I've come back to these cloth dolls, to make the pattern available, and to see what kind of different looks can be achieved with this cloth doll pattern.
The pattern for the doll is located here: http://sites.google.com/site/designbybethann/home/links/PrairieFlowersDoll.pdf?attredirects=0&d=1
A picture tutorial for making the doll is located here: http://www.flickr.com/photos/29184580@N04/sets/72157623903215816/
The pattern for the doll is a 'template' that is traced onto freezer paper (available here: http://www.dollmakersjourney.com/supplies.html, near the bottom of the page). Trace the pattern to the non-shiny side of the freezer paper, cut out, and iron the pattern to the fabric. The edge of the template is the sewing line, so make sure to leave plenty of space between pattern pieces for the seam allowance.

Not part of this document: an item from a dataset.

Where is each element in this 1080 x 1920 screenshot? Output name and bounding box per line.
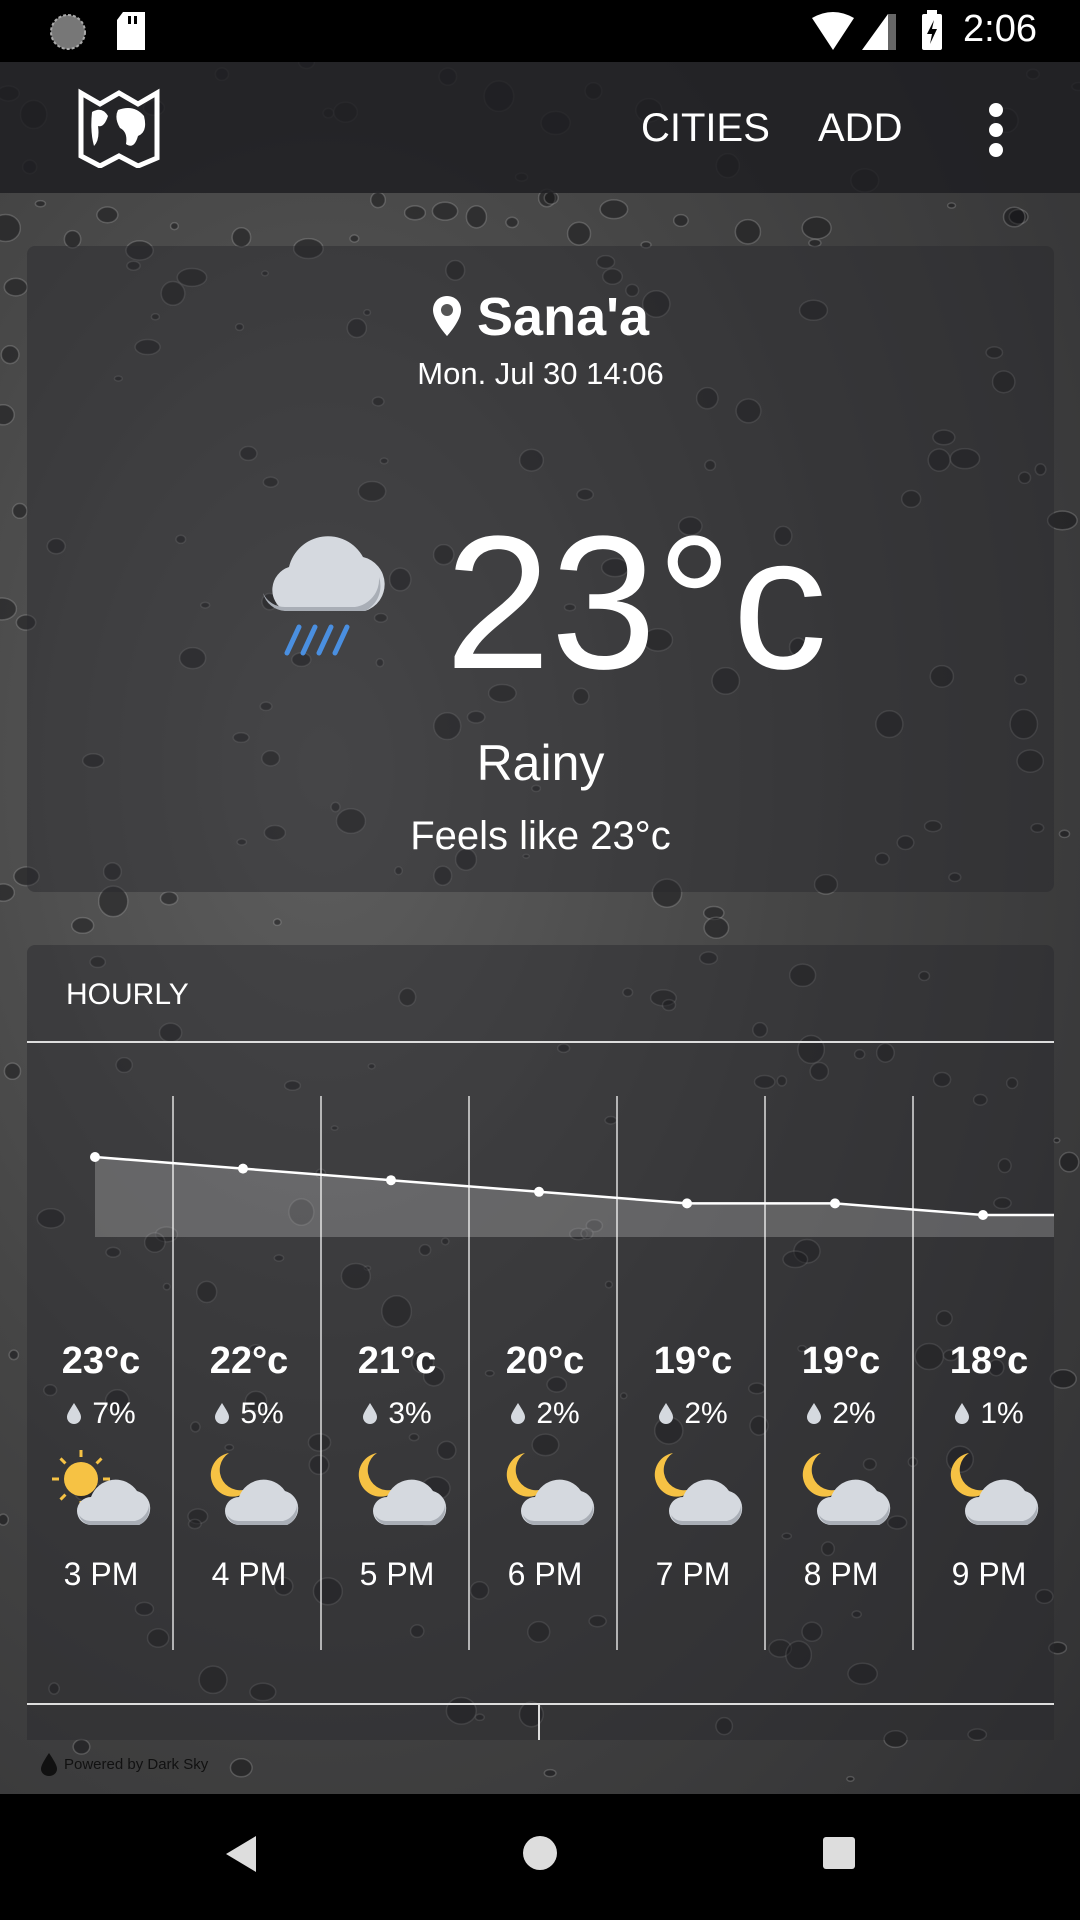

After the pattern pieces have been sewn and turned, stuff the pieces with your favorite stuffing material. I've mentioned this before, but the best way to stuff a cloth doll is to lightly dampen the pieces with a mist of water. Work the material in your hands after it is dampened, and stuff the body firmly. Dampening the material will help to eliminate wrinkles when you stuff.
It is also VERY important to pay attention to the stretch of your fabric, and how you lay the pattern pieces on the material. These two bodies were made from the same pattern piece; but one was laid on the fabric with the stretch along the length of the body, and the other with the stretch running from side to side. The pattern pieces are marked how they should be placed. Before ironing them on, stretch your material along the grain and across it to determine which way the maximum stretch runs.
After all the parts are nicely stuffed, it is time to make the face, and perhaps add a touch of embroidery to the neckline of the doll. The tutorial shows a way to make the faces you see here; they are a combination of paint (for the iris and pupil of the eye), embroidery (mouth, nose, eyebrows, and iris), and crayon, to blush the cheeks. It is easier to do this and the embroidery before the limbs are attached to the doll.
Two new Prairie Flowers :-) I called them this because of the flowers embroidered around the neckline.